You’re describing prety much what we did. We had an pure rental in CA, did a 1031 into the house we wanted to weekend/retire into. Once we got it we rented it for two years and just stayed in other places when we came up here. After 2 years of rental we moved into it full time.
NOTE; on a property that you acquired via a 1031 the TOTAL HOLDING PERIOD is 5 years instead of 2 years in order to get the capital gains exlcusion.
1031 Investment to Vacation Home - Posted by Rose_Curtain
Posted by Rose_Curtain on May 29, 2007 at 12:25:29:
I currently own a single-family rental house, no mortgage, fair market value about $215,000. The house is fully depreciated. The basis cost is around $12,000 (I’ve owned it, or like-kind property exchanged for it, for over 25 years). I am interested in getting a vacation home near our son. We would live it part time and rent it out part time. Is there any problem with acquiring the vacation home ($220,000 range) via a 1031 exchange? It seems OK to me – the vacation home definitely will not be our primary residence in the near term – so, it seems still to be investment property – just with a different focus on rental income vs part-time personal use. Current investment property is pure investment – no personal use at all. Also, after using it as a vacation home and rental unit for a few years, is there any reason that we could not move into it full time as a primary home?
Re: 1031 Investment to Vacation Home - Posted by Natalie-VA
Posted by Natalie-VA on June 05, 2007 at 13:45:42:
Rose,
You really want to get answers on this one from a qualified CPA or 1031 expert. Tax treatment on a vacation home also used as a rental property might be very different than a straight rental property. A qualified professional might advise you not to use the property personally for the first couple of years.
Follow-Up Question from Original Poster - Posted by Rose_Curtain
Posted by Rose_Curtain on May 30, 2007 at 10:59:23:
The currently owned property is rented out full-time on a month-to-month lease, and the current tenant has been in it for more than 2 years (started with annual lease).

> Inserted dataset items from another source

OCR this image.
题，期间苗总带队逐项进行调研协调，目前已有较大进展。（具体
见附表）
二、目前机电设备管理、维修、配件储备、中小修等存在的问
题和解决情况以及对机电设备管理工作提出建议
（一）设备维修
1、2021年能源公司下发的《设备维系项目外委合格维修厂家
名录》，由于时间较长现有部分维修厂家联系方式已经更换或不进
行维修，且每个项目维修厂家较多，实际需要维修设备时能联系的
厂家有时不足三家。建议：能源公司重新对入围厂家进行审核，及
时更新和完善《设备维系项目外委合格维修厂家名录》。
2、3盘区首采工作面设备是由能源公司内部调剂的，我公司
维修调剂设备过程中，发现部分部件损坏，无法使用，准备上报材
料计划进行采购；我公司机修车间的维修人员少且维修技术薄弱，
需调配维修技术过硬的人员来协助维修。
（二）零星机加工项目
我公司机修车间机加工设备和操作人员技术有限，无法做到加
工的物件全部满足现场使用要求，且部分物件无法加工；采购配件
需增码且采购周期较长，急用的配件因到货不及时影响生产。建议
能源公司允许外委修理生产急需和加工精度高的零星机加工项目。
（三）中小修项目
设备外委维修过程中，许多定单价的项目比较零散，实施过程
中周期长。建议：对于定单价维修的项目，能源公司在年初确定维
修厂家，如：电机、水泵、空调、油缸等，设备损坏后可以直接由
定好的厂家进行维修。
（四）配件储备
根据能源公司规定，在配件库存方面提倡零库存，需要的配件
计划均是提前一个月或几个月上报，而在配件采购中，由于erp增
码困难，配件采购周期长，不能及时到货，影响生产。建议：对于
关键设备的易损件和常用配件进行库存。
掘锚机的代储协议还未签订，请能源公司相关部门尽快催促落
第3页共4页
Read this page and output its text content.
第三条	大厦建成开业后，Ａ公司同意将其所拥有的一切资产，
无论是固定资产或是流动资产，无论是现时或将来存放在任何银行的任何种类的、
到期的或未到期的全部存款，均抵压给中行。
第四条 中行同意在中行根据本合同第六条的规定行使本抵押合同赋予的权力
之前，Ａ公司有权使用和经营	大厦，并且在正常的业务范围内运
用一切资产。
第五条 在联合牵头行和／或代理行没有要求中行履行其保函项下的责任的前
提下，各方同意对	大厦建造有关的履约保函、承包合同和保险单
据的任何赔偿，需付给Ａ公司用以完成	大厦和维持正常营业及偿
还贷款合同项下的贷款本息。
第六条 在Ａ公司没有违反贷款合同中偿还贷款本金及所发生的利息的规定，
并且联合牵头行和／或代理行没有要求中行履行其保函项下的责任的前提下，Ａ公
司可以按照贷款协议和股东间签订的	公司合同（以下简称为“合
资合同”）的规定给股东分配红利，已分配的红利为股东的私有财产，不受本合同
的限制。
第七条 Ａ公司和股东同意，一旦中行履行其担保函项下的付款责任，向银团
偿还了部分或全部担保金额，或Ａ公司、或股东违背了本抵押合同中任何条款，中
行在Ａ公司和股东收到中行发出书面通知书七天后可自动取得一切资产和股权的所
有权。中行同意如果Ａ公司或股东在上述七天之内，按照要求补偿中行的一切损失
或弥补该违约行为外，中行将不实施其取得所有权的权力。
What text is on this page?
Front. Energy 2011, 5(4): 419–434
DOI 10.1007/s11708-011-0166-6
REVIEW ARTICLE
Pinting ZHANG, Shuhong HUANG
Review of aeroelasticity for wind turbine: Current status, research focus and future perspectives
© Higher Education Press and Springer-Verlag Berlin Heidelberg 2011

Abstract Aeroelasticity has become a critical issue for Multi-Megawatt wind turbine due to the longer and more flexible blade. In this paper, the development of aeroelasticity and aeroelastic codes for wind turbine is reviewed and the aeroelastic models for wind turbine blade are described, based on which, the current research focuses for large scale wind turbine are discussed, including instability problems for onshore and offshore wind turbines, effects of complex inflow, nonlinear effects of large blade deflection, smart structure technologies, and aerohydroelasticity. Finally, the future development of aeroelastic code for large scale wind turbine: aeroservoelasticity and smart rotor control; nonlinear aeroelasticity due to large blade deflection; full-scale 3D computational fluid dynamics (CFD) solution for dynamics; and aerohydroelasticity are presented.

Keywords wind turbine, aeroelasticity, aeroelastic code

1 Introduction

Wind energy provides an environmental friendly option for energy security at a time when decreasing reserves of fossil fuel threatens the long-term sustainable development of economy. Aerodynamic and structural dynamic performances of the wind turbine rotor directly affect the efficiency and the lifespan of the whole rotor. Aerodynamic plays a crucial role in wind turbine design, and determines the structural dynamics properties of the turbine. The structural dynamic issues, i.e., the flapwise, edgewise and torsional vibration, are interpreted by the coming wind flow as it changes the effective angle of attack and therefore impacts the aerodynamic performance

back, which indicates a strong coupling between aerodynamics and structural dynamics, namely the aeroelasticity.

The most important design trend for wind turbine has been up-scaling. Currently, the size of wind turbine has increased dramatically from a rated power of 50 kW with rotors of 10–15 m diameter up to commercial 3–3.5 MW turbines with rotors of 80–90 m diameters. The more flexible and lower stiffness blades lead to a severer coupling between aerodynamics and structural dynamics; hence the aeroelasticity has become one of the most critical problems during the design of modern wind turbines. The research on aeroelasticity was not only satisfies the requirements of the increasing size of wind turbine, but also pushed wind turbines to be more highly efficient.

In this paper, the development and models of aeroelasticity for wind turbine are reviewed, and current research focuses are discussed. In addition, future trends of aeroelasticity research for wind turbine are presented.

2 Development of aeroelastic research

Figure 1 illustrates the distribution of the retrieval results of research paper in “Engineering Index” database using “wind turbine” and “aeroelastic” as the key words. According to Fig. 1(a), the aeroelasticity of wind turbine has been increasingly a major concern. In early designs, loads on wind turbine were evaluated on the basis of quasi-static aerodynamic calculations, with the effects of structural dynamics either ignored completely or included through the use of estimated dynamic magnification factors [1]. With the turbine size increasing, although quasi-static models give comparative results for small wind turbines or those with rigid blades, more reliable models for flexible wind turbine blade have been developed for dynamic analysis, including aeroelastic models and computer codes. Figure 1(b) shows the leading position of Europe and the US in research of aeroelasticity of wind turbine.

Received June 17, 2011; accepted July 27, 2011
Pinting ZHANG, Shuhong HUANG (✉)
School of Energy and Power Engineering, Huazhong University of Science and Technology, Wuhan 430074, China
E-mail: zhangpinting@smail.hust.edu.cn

If I trade for property in a resort community – where weekly rentals are relatively scarce and in relatively high demand – and I furnish it so that I can rent it out on a weekly basis. Is there any “tax or legal” problem in this? The house would be either rented out, or it would be vacant – but it is not something that we would personally use in the forseeable future.
My in-laws, tax attorneys both, moved into a former rental after taking the tax free earnings off the sale of their primary. To qualify, it has to be used as a rental first, before you use it.
For myself, with my properties being managed by a property manager, I would execute a lease and live any other tenant. I could not justify it still being a rental property while living in it. Don’t know if the scheme will hold legal water, but I’m pretty sure living in it would not pass muster as an investment property.